I really don't know! I don't want to immerse myself in, nor understand, the historic interconnections that, perhaps, would explain the situation of there being few famous women in the world. Nevertheless, the main thing that I did come to understand as I contemplated this question, is that I have never judged a person or their accomplishments or their gender.

Georgina Adam, art market correspondent at The Financial Times and editor at large at The Art Newspaper, London

I can only speak about the world of art, and indeed women artists have been undervalued really until this century, which I think is a reflection on a male-dominated society rather than their innate talents. Also, there were just fewer women artists than male ones, so statistically they had fewer chances to be famous. However it is worth pointing out that even in the 20th century, many women were leading innovators in founding museums - for instance Peggy Guggenheim. And it should not be overlooked that in the mid-20th century in New York, there were a number of really influential art dealers, such as Ileana Sonnabend, Betty Parsons, Holly Solomon...and some of them are still active, such as Marian Goodman. 

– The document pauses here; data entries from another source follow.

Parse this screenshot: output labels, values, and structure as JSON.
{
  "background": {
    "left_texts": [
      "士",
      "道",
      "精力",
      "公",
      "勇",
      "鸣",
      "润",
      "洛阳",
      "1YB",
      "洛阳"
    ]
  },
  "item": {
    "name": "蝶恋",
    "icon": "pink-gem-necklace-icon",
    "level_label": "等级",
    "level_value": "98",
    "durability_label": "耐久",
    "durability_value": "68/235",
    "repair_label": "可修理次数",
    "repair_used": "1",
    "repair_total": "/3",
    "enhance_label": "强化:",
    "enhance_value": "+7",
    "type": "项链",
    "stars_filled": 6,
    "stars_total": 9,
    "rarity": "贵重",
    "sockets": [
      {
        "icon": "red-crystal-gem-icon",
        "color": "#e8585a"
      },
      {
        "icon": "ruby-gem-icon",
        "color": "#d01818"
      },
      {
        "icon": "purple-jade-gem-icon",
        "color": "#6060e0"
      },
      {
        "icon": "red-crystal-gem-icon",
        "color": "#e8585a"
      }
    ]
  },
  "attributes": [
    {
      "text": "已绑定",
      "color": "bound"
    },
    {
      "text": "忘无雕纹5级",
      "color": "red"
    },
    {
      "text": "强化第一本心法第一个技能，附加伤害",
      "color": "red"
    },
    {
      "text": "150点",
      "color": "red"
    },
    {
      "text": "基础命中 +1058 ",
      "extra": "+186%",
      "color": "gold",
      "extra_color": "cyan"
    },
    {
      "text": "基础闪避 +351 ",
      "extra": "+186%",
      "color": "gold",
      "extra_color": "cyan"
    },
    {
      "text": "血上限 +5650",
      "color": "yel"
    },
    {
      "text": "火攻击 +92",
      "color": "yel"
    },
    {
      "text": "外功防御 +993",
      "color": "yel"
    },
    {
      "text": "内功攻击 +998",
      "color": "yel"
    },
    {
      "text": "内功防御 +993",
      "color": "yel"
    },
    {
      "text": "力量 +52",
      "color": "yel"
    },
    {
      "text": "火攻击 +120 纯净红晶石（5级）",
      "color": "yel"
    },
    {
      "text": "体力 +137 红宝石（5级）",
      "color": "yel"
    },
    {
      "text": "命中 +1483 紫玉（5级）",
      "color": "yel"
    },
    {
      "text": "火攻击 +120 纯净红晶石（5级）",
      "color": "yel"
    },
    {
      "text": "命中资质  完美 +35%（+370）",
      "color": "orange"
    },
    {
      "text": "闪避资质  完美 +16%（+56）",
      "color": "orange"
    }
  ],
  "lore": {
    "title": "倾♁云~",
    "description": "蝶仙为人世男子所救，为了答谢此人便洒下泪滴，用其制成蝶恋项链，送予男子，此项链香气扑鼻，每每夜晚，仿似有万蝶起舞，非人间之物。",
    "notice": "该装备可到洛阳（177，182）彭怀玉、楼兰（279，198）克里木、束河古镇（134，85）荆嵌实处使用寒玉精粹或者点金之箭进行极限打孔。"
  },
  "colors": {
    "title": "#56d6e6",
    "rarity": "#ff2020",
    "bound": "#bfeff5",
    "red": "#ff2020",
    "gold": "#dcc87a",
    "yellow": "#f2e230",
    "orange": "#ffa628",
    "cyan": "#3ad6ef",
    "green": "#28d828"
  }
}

Olesya Turkina, “Feminism: From the Avant-garde to Today” curator, Saint Petersburg

In the beginning of the 21st century, along with the Amazons of Russian avant-garde and radical changes in women’s status, which was brought by the revolution, it seemed that we are heading towards a change. There were outstanding women-filmmakers, like Esfir Shub, women-artists, women-designers… Yet hundred years later we are still experiencing the same problems. Socialism claimed the equality of women, but totalitarian society still remained patriarchal. Women were merely given a quota in male professions, in addition to gaining the rights to work double shifts, both at home and at work. Women of creative professions refused emphasizing their gender at all. After Perestroika, when feministic ideas came to Russia, hope rose again. Gender-focused exhibitions and conferences took place. Some universities even began teaching gender researches. Nonetheless, our society has become more and more patriarchal. Tough economic situation, propaganda of the traditional values and sexist commercials – it has created a stereotype, which is hard to fight, but it is still possible. 

Power Ekroth, Stockholm, art critic (, editor (SITE) and curator of the 7th Momentum art biennial, which is the biggest in Scandinavia and is scheduled to take place in Moss (Norway) between June 22 and September 29, 2013.

The realm of culture is reflecting the society as a whole, and it is common knowledge that the female gender is systematically oppressed in every way from beginning to end in society. Linda Nochlin has written an world famous essay about exactly this, it is called "Why Have There Been No Great Women Artists?" back in 1971, and even if it is more than 40 years old it is still succinct and to the point. In any case, the situation for a woman in the arts is difficult, just like it is for a man. The difference is that one is always measured with a male scale where the "male genius" is in the center. Being an artist is also not like any other job which you can step away from for a year or two and come back to the same scene as it is in constant flux. This is a problem that all gender of the art scene shares, and even if there are examples of male artists disappearing from the scene when they have a kid, it is more common among the female artists to step away from their careers after having reproduced. Many talented artists have difficulties coming back to a decent work situation and getting state scholarships after reproducing, since you must have been productive in the art scene continuously to get a working grant for instance.